6) “O presidente pode requerer impeachment de ministro do STF por não concordar com suas decisões”. Errado. Na semana retrasada, Jair Bolsonaro protocolou junto à mesa do Senado Federal pedido de impeachment do Ministro Alexandre de Moraes, ao argumento de que suas decisões no Inquérito 4781 seriam ilegais ou inconstitucionais. Fundamentalmente, sustentou que o referido Ministro “impulsiona os feitos inquisitoriais com parcialidade, direcionamento, viés antidemocrático e partidário, sendo ao mesmo tempo investigador, acusador e julgador.” A Constituição, para proteger a independência e autonomia do Poder Judiciário, não permite que juízes sejam responsabilizados politicamente pelo conteúdo de suas decisões. Embora passíveis de impeachment (Constituição, art. 52, inc. II), os crimes de responsabilidade de membros da corte constitucional estão definidos no art. 39 da lei 1079 e dentre eles não se enquadra nenhuma das hipóteses formuladas na petição, já arquivada pelo presidente do Senado.
7) “O presidente pode suprimir direitos trabalhistas previstos na Constituição por Medida Provisória”. Errado. Recentemente o Presidente Bolsonaro apresentou ao Congresso a Medida Provisória 1045, que cria regime trabalhista “sem direitos”, no qual os empregados recebem apenas o salário e nada mais. Os direitos sociais dos trabalhadores estão assegurados pelo art. 7º da Constituição e não podem ser suprimidos por Medida Provisória ou pela sua conversão em lei. Para boa parcela da doutrina, sua supressão não poderia ocorrer nem mesmo por Emenda Constitucional, já que integram o rol de direitos fundamentais, os quais não estão restritos ao art. 5º.

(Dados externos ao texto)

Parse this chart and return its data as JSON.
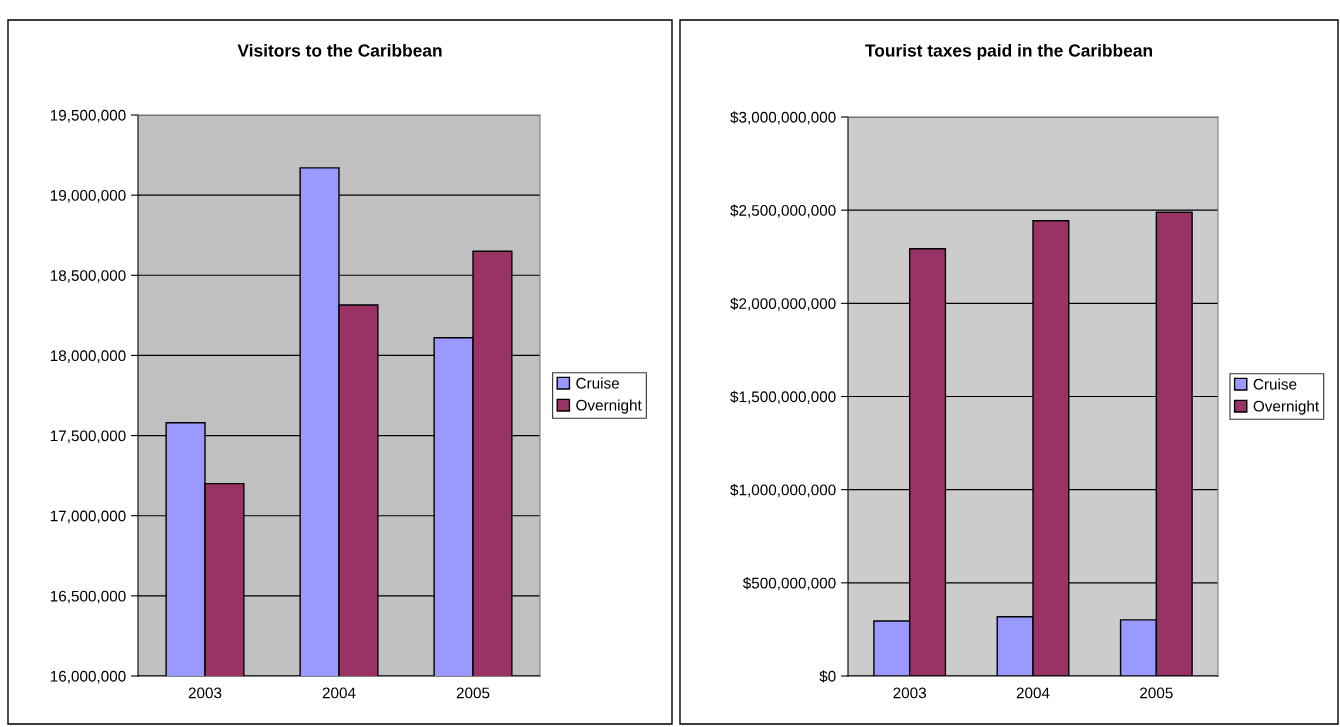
{
  "chart_data": [
    {
      "type": "bar",
      "title": "Visitors to the Caribbean",
      "categories": [
        "2003",
        "2004",
        "2005"
      ],
      "series": [
        {
          "name": "Cruise",
          "color": "#9999ff",
          "values": [
            17580000,
            19170000,
            18110000
          ]
        },
        {
          "name": "Overnight",
          "color": "#993366",
          "values": [
            17200000,
            18315000,
            18650000
          ]
        }
      ],
      "ylim": [
        16000000,
        19500000
      ],
      "yticks": [
        {
          "value": 16000000,
          "label": "16,000,000"
        },
        {
          "value": 16500000,
          "label": "16,500,000"
        },
        {
          "value": 17000000,
          "label": "17,000,000"
        },
        {
          "value": 17500000,
          "label": "17,500,000"
        },
        {
          "value": 18000000,
          "label": "18,000,000"
        },
        {
          "value": 18500000,
          "label": "18,500,000"
        },
        {
          "value": 19000000,
          "label": "19,000,000"
        },
        {
          "value": 19500000,
          "label": "19,500,000"
        }
      ],
      "grid": "y",
      "legend": "right"
    },
    {
      "type": "bar",
      "title": "Tourist taxes paid in the Caribbean",
      "categories": [
        "2003",
        "2004",
        "2005"
      ],
      "series": [
        {
          "name": "Cruise",
          "color": "#9999ff",
          "values": [
            295000000,
            318000000,
            301000000
          ]
        },
        {
          "name": "Overnight",
          "color": "#993366",
          "values": [
            2293000000,
            2443000000,
            2489000000
          ]
        }
      ],
      "ylim": [
        0,
        3000000000
      ],
      "yticks": [
        {
          "value": 0,
          "label": "$0"
        },
        {
          "value": 500000000,
          "label": "$500,000,000"
        },
        {
          "value": 1000000000,
          "label": "$1,000,000,000"
        },
        {
          "value": 1500000000,
          "label": "$1,500,000,000"
        },
        {
          "value": 2000000000,
          "label": "$2,000,000,000"
        },
        {
          "value": 2500000000,
          "label": "$2,500,000,000"
        },
        {
          "value": 3000000000,
          "label": "$3,000,000,000"
        }
      ],
      "grid": "y",
      "legend": "right"
    }
  ]
}
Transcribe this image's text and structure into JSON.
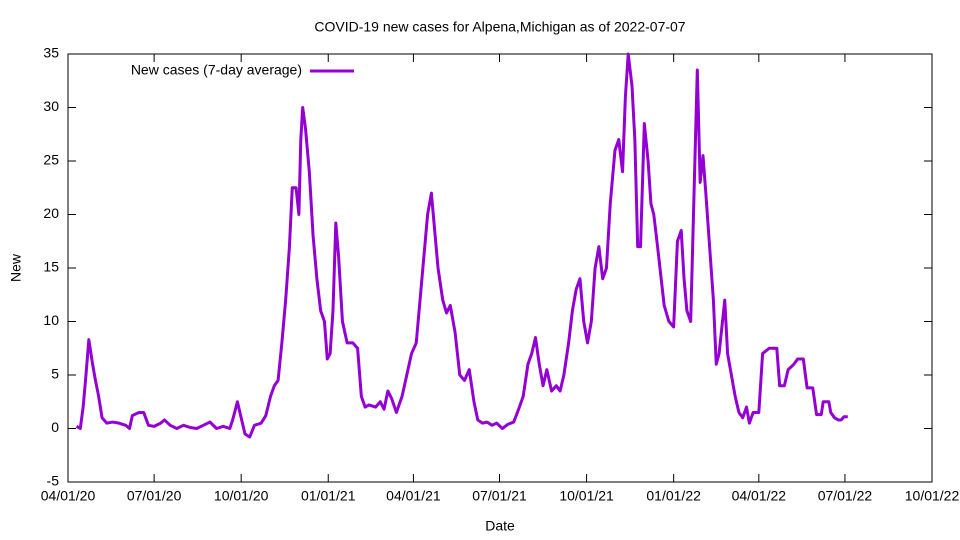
{
  "chart_data": {
    "type": "line",
    "title": "COVID-19 new cases for Alpena,Michigan as of 2022-07-07",
    "x_label": "Date",
    "y_label": "New",
    "legend": "top-left",
    "xlim": [
      "2020-04-01",
      "2022-10-01"
    ],
    "xticks": [
      {
        "value": "2020-04-01",
        "label": "04/01/20"
      },
      {
        "value": "2020-07-01",
        "label": "07/01/20"
      },
      {
        "value": "2020-10-01",
        "label": "10/01/20"
      },
      {
        "value": "2021-01-01",
        "label": "01/01/21"
      },
      {
        "value": "2021-04-01",
        "label": "04/01/21"
      },
      {
        "value": "2021-07-01",
        "label": "07/01/21"
      },
      {
        "value": "2021-10-01",
        "label": "10/01/21"
      },
      {
        "value": "2022-01-01",
        "label": "01/01/22"
      },
      {
        "value": "2022-04-01",
        "label": "04/01/22"
      },
      {
        "value": "2022-07-01",
        "label": "07/01/22"
      },
      {
        "value": "2022-10-01",
        "label": "10/01/22"
      }
    ],
    "ylim": [
      -5,
      35
    ],
    "yticks": [
      -5,
      0,
      5,
      10,
      15,
      20,
      25,
      30,
      35
    ],
    "x": [
      "2020-04-10",
      "2020-04-14",
      "2020-04-17",
      "2020-04-20",
      "2020-04-23",
      "2020-04-27",
      "2020-04-30",
      "2020-05-03",
      "2020-05-07",
      "2020-05-12",
      "2020-05-18",
      "2020-05-25",
      "2020-06-01",
      "2020-06-05",
      "2020-06-08",
      "2020-06-15",
      "2020-06-20",
      "2020-06-25",
      "2020-07-01",
      "2020-07-08",
      "2020-07-12",
      "2020-07-18",
      "2020-07-25",
      "2020-08-01",
      "2020-08-08",
      "2020-08-15",
      "2020-08-22",
      "2020-08-29",
      "2020-09-05",
      "2020-09-12",
      "2020-09-19",
      "2020-09-22",
      "2020-09-27",
      "2020-10-01",
      "2020-10-05",
      "2020-10-10",
      "2020-10-15",
      "2020-10-22",
      "2020-10-27",
      "2020-11-01",
      "2020-11-05",
      "2020-11-09",
      "2020-11-13",
      "2020-11-17",
      "2020-11-21",
      "2020-11-24",
      "2020-11-28",
      "2020-12-01",
      "2020-12-03",
      "2020-12-05",
      "2020-12-08",
      "2020-12-12",
      "2020-12-16",
      "2020-12-20",
      "2020-12-24",
      "2020-12-28",
      "2020-12-31",
      "2021-01-03",
      "2021-01-06",
      "2021-01-09",
      "2021-01-12",
      "2021-01-16",
      "2021-01-21",
      "2021-01-27",
      "2021-02-01",
      "2021-02-05",
      "2021-02-09",
      "2021-02-13",
      "2021-02-20",
      "2021-02-25",
      "2021-03-01",
      "2021-03-05",
      "2021-03-09",
      "2021-03-14",
      "2021-03-20",
      "2021-03-25",
      "2021-03-30",
      "2021-04-04",
      "2021-04-08",
      "2021-04-12",
      "2021-04-16",
      "2021-04-20",
      "2021-04-23",
      "2021-04-27",
      "2021-05-02",
      "2021-05-06",
      "2021-05-10",
      "2021-05-15",
      "2021-05-20",
      "2021-05-25",
      "2021-05-30",
      "2021-06-04",
      "2021-06-08",
      "2021-06-13",
      "2021-06-18",
      "2021-06-23",
      "2021-06-28",
      "2021-07-04",
      "2021-07-10",
      "2021-07-16",
      "2021-07-22",
      "2021-07-26",
      "2021-07-31",
      "2021-08-04",
      "2021-08-08",
      "2021-08-12",
      "2021-08-16",
      "2021-08-20",
      "2021-08-25",
      "2021-08-30",
      "2021-09-03",
      "2021-09-07",
      "2021-09-12",
      "2021-09-16",
      "2021-09-20",
      "2021-09-24",
      "2021-09-28",
      "2021-10-02",
      "2021-10-06",
      "2021-10-10",
      "2021-10-14",
      "2021-10-18",
      "2021-10-22",
      "2021-10-26",
      "2021-10-31",
      "2021-11-04",
      "2021-11-08",
      "2021-11-11",
      "2021-11-14",
      "2021-11-18",
      "2021-11-21",
      "2021-11-24",
      "2021-11-27",
      "2021-12-01",
      "2021-12-05",
      "2021-12-08",
      "2021-12-11",
      "2021-12-15",
      "2021-12-22",
      "2021-12-27",
      "2022-01-01",
      "2022-01-05",
      "2022-01-09",
      "2022-01-12",
      "2022-01-15",
      "2022-01-19",
      "2022-01-23",
      "2022-01-26",
      "2022-01-29",
      "2022-02-01",
      "2022-02-04",
      "2022-02-08",
      "2022-02-12",
      "2022-02-15",
      "2022-02-18",
      "2022-02-24",
      "2022-02-27",
      "2022-03-03",
      "2022-03-07",
      "2022-03-11",
      "2022-03-15",
      "2022-03-19",
      "2022-03-22",
      "2022-03-26",
      "2022-04-01",
      "2022-04-05",
      "2022-04-12",
      "2022-04-20",
      "2022-04-23",
      "2022-04-28",
      "2022-05-02",
      "2022-05-08",
      "2022-05-12",
      "2022-05-18",
      "2022-05-22",
      "2022-05-28",
      "2022-06-01",
      "2022-06-06",
      "2022-06-08",
      "2022-06-14",
      "2022-06-16",
      "2022-06-20",
      "2022-06-24",
      "2022-06-27",
      "2022-06-30",
      "2022-07-04"
    ],
    "series": [
      {
        "name": "New cases (7-day average)",
        "color": "#9400d3",
        "values": [
          0.2,
          0,
          2,
          5,
          8.3,
          6,
          4.5,
          3.2,
          1,
          0.5,
          0.6,
          0.5,
          0.3,
          0,
          1.2,
          1.5,
          1.5,
          0.3,
          0.2,
          0.5,
          0.8,
          0.3,
          0,
          0.3,
          0.1,
          0,
          0.3,
          0.6,
          0,
          0.2,
          0,
          0.8,
          2.5,
          1,
          -0.5,
          -0.8,
          0.3,
          0.5,
          1.2,
          3,
          4,
          4.5,
          8,
          12,
          17,
          22.5,
          22.5,
          20,
          27,
          30,
          28,
          24,
          18,
          14,
          11,
          10,
          6.5,
          7,
          11,
          19.2,
          16,
          10,
          8,
          8,
          7.5,
          3,
          2,
          2.2,
          2,
          2.5,
          1.8,
          3.5,
          2.8,
          1.5,
          3,
          5,
          7,
          8,
          12,
          16,
          20,
          22,
          19,
          15,
          12,
          10.8,
          11.5,
          9,
          5,
          4.5,
          5.5,
          2.5,
          0.8,
          0.5,
          0.6,
          0.3,
          0.5,
          0,
          0.4,
          0.6,
          2,
          3,
          6,
          7,
          8.5,
          6,
          4,
          5.5,
          3.5,
          4,
          3.5,
          5,
          8,
          11,
          13,
          14,
          10,
          8,
          10,
          15,
          17,
          14,
          15,
          21,
          26,
          27,
          24,
          31,
          35,
          32,
          27,
          17,
          17,
          28.5,
          25,
          21,
          20,
          17,
          11.5,
          10,
          9.5,
          17.5,
          18.5,
          14,
          11,
          10,
          23.5,
          33.5,
          23,
          25.5,
          22,
          17,
          12,
          6,
          7,
          12,
          7,
          5,
          3,
          1.5,
          1,
          2,
          0.5,
          1.5,
          1.5,
          7,
          7.5,
          7.5,
          4,
          4,
          5.5,
          6,
          6.5,
          6.5,
          3.8,
          3.8,
          1.3,
          1.3,
          2.5,
          2.5,
          1.5,
          1,
          0.8,
          0.8,
          1.1,
          1.1
        ]
      }
    ]
  }
}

Bem, essa foi apenas uma amostra que espero possa servir a outros professores de direito constitucional, interessados em ensinar a disciplina por “metodologia didática antinômica”. Caso tenham sugestões de outros erros constitucionais do Presidente Bolsonaro, por favor encaminhem para meu email. Quem sabe eu possa transformar esse exercício em jogo dos setenta erros ou, talvez até o fim do mandato, em jogo dos setecentos erros.